Biro and a few other journalists showed up to the scene while the father and daughter were being pulled from the crumpled remains of the car by emergency personnel. He snapped photos of their bodies being excavated, of the area around the impact, of the reconstructionists arriving on scene. It's an experience that he says he's had quite often, but not one that he ever gets used to.

"I was really, really sad," he said. "You knew this was not going to turn out well, just because the damage was so severe. It was really ugly... I have cried doing this job."

Biro also tells me there's many times he's missed the mark. Just a day prior to the head-on accident, the infamous shooting at Toronto's Muzik nightclub happened. Biro, after picking up nothing on the scanners for hours, had just called it a night.
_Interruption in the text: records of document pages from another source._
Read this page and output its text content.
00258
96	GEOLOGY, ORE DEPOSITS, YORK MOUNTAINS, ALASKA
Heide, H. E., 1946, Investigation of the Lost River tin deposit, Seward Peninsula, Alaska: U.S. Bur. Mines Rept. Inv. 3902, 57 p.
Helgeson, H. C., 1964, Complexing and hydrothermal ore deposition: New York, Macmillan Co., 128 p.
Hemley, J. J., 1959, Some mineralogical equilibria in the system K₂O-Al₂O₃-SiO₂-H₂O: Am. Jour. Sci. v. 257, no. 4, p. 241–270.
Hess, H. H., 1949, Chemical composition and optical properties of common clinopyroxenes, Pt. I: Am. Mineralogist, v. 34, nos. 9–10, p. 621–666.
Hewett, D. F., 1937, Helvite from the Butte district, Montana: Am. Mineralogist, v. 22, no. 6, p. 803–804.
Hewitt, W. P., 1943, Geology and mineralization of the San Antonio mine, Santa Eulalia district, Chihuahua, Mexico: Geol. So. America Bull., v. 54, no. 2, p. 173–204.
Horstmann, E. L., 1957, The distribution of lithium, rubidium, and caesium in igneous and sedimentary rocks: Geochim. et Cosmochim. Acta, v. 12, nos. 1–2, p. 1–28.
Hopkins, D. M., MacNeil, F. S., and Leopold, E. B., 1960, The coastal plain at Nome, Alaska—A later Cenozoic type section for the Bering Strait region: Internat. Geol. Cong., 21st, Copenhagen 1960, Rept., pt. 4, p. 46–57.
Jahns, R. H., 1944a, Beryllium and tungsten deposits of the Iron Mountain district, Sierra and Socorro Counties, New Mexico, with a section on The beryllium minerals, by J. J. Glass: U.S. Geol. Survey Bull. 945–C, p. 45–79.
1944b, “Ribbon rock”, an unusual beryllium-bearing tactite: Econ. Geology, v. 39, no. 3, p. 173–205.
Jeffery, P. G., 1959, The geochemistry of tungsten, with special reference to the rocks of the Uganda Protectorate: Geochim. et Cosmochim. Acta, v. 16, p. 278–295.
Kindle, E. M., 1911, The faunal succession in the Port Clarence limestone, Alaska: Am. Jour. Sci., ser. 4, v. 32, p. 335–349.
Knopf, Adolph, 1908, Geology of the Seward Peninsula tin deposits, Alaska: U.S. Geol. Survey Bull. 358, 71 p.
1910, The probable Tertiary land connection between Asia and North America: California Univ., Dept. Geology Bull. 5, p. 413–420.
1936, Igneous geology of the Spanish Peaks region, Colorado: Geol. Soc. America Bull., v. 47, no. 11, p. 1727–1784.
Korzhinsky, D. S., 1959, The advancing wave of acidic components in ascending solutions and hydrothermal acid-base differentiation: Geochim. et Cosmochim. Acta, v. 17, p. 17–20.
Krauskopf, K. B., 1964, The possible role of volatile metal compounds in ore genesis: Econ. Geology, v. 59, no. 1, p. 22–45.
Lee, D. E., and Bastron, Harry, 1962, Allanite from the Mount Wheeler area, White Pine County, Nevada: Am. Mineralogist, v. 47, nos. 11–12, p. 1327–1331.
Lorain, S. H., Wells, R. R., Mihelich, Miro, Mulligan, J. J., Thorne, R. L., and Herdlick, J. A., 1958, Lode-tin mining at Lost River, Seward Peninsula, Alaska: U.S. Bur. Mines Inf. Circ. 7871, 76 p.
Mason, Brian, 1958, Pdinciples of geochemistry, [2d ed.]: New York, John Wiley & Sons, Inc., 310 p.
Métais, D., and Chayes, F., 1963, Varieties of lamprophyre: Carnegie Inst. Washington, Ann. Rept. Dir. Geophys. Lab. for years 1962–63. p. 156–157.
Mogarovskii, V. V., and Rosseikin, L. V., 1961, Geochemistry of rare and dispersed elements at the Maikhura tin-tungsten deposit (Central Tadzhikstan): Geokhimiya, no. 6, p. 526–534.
He was far away from the scene when it happened, and it ate at him for days afterward.

When asked if he is going to keep doing this—with all the irregular sleep, poor pay, and gruesome accidents—Biro tells me that as much as he would love to, it's become a hard idea to justify.

"I don't think it's going to be a thing much longer, for anybody, not just me. There's too much restriction, too little information, too little of a market for what's being done. It's important work and I wish it didn't have to be this way."

"As long as the calls are coming in, I'll be there as much as I can. How much longer that will last, I'm not quite sure."